RogerBW's Blog

Ocean's Eleven (1960) 02 March 2019

1960 crime/drama film, dir. Lewis Milestone, Frank Sinatra, Dean Martin; IMDb / allmovie. Old war buddies from the 82nd Airborne get together again, to rob five Las Vegas casinos in one night.

To a modern viewer like me who doesn't spend a lot of time watching films of the fifties and sixties, there's an odd lacuna as each character is introduced, which is clearly meant to be filled by the viewer saying "oh, wow, it's (Frank|Dean|Sammy|etc.)" and hoping they do some musical numbers (some of them do, but briefly). I get the impression they're mostly playing stage personas that would already be familiar to the audience, as characterisation is often thin; but even so there are various wives and ex-wives and such like hanging about, and there's some attempt to explain why these basically good people would turn to crime (a combination of missing the excitement of the war and a civilian world that has no place for them). Mostly, though, this is about eleven men who, having been through hell together, now trust each other absolutely, and no outsider can come close.

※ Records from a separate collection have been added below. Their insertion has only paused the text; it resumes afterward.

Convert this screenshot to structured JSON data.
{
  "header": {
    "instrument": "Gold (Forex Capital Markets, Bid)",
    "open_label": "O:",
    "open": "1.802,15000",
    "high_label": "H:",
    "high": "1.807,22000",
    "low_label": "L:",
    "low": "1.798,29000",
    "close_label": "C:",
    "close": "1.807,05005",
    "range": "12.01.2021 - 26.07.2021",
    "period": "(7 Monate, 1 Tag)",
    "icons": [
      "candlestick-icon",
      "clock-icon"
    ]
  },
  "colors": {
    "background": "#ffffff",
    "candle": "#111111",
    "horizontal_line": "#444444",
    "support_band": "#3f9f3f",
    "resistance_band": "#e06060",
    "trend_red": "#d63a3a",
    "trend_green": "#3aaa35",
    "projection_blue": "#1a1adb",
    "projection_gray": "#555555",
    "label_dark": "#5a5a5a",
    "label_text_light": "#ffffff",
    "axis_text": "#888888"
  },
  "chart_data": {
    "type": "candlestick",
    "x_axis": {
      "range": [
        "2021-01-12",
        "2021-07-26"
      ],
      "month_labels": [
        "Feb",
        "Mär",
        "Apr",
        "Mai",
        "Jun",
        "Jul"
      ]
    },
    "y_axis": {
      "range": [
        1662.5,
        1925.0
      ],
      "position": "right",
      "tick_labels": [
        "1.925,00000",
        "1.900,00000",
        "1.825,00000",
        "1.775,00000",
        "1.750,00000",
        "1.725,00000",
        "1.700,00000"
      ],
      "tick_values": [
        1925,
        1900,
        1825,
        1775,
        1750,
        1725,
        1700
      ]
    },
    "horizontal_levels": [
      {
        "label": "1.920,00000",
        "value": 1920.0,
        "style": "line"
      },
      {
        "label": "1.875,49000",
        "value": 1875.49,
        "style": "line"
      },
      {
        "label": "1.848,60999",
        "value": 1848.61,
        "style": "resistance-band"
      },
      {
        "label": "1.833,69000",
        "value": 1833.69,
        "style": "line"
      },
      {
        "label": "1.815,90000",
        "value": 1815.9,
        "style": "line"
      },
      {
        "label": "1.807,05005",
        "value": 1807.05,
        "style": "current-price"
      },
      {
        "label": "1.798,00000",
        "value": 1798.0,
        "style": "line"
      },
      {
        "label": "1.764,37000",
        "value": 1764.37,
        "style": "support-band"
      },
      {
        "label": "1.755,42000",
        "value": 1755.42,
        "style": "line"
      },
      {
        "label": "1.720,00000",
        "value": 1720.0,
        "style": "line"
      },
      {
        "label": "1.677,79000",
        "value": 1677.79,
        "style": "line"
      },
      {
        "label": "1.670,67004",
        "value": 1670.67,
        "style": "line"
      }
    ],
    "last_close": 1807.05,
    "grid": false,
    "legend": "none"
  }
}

And of course this is the 1950s version of Las Vegas as its friends wished to present it, wholesome family entertainment and not a mention of the Mafia. Which means that there's no hissable villain; when the casino bosses get together after the robbery, they talk about insurance and minimising their losses, not about concrete overshoes.

The focus is definitely on the cast joshing around (indeed, most of the lines in the group scenes were improvised), not on the heist itself; there's a Cunning Plan, but it's been put together by someone who's not doing it himself (Akim Tamiroff as a stock comic-relief cowardly guy), and there's never any sense that anything's going wrong or needing improvisation.

As with many films from before the 1980s when focus-groups became supreme, these film-makers aren't afraid to have a downbeat ending; in the original script, according to Sinatra's son, they all got away on a plane and died in a crash. This isn't quite as grim as that, but it's certainly not suggesting that crime pays.

Cesar Romero has a splendid scenery-chewing role as the retired real gangster who can take on these amateurs with one hand behind his back, but in the end this is a Rat Pack film first and a heist film very much second. It's amusing, if a little slow by modern standards, but very rarely tense or dramatic.